Path addressing can best be understood using the simple analogy of providing directions to someone driving a car. To reach the destination you might suggest that the driver takes exit 2 at the first roundabout, exit 1 at the next roundabout, and finally exit 3 on the third roundabout. The driver will then have reached the required destination (see Figure 3). There is a direction to follow at each roundabout (take a particular exit). Together these directions describe the path from the initial position to the required destination. There is a list of directions to follow one for each roundabout. Once a direction has been followed it is crossed off the list and the next direction is followed at the next roundabout.
In a SpaceWire network the roundabouts are routers and the roads connecting the roundabouts are the links connecting the routers (see Figure 3). The list of directions is attached to the front of the SpaceWire packet forming the destination address. The first direction is followed when the first router is encountered. This direction is simply a data character that specifies which port of the router the packet should be forwarded through. A router can have a maximum of 31 external ports (port numbers 1 to 31) and one internal configuration port (port number 0). The leading data character at the front of the packet is used to specify the port that the packet is to be forwarded through: if the leading data character is 3, the packet will be forwarded out port 3 of the router.

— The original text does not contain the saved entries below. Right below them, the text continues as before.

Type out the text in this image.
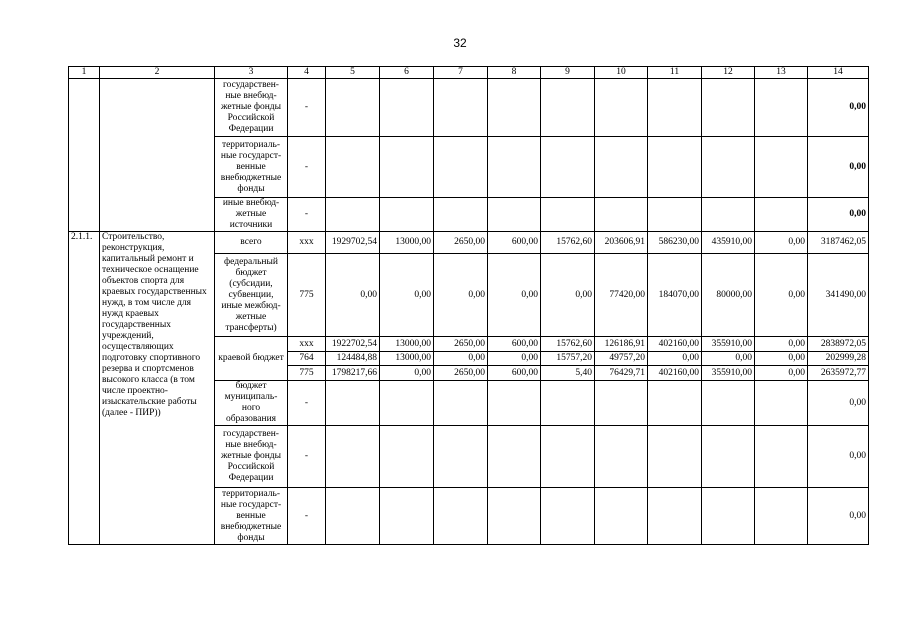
32
1	2	3	4	5	6	7	8	9	10	11	12	13	14
		государствен-ные внебюд-жетные фонды Российской Федерации	-										0,00
		территориаль-ные государст-венные внебюджетные фонды	-										0,00
		иные внебюд-жетные источники	-										0,00
2.1.1.	Строительство, реконструкция, капитальный ремонт и техническое оснащение объектов спорта для краевых государственных нужд, в том числе для нужд краевых государственных учреждений, осуществляющих подготовку спортивного резерва и спортсменов высокого класса (в том числе проектно-изыскательские работы (далее - ПИР))	всего	ххх	1929702,54	13000,00	2650,00	600,00	15762,60	203606,91	586230,00	435910,00	0,00	3187462,05
		федеральный бюджет (субсидии, субвенции, иные межбюд-жетные трансферты)	775	0,00	0,00	0,00	0,00	0,00	77420,00	184070,00	80000,00	0,00	341490,00
		краевой бюджет	ххх	1922702,54	13000,00	2650,00	600,00	15762,60	126186,91	402160,00	355910,00	0,00	2838972,05
			764	124484,88	13000,00	0,00	0,00	15757,20	49757,20	0,00	0,00	0,00	202999,28
			775	1798217,66	0,00	2650,00	600,00	5,40	76429,71	402160,00	355910,00	0,00	2635972,77
		бюджет муниципаль-ного образования	-										0,00
		государствен-ные внебюд-жетные фонды Российской Федерации	-										0,00
		территориаль-ные государст-венные внебюджетные фонды	-										0,00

Once the leading data character has been used to forward a packet, it is discarded as it is no longer needed. This reveals the next data character in the path address for routing the packet at the next router. Figure 3, shows how the path address at the start of the packet is modified as the packet goes through the network. Since a router can have a maximum of 31 ports along with an internal configuration port, each data character forming a path address is in the range 0 to 31.
Figure 3 Path Addressing
Logical addressing can also be understood using the analogy of giving directions to a car driver. Logical addressing is like saying to the driver, “follow the signs to Dundee at each of the roundabouts”. This, of course, requires appropriate signs to be placed at each roundabout and each destination has to have a name or identifier so that it can be recognised on the signs. The logical address analogy is illustrated in Figure 4.
In a SpaceWire network using logical addressing, each destination is given an identifier, which is a number in the range 32 to 255. Each router in the network has a routing table (like the sign at a roundabout) which specifies what port the packet should be forwarded through for each possible destination identifier. The leading data character of a packet is set to the required destination identifier (e.g. 44 for Dundee). At each router the leading data character is used to look up the appropriate directions from the routing table and the packet is forwarded accordingly. For logical addressing the leading data character is not discarded at each router, since it will be needed to look up the path to follow at the next router encountered. The use of logical addressing is illustrated in Figure 4. Logical addressing uses just a single data character to identify the destination which is in the range 32 to 255 so that it does not get confused with path addresses.
Figure 4 Logical Addressing
Logical addressing has the advantage that only a single address byte is required, but it does require the routing tables to be configured before it can be used. Path addressing requires a byte for each router and does not need routing tables in the routers.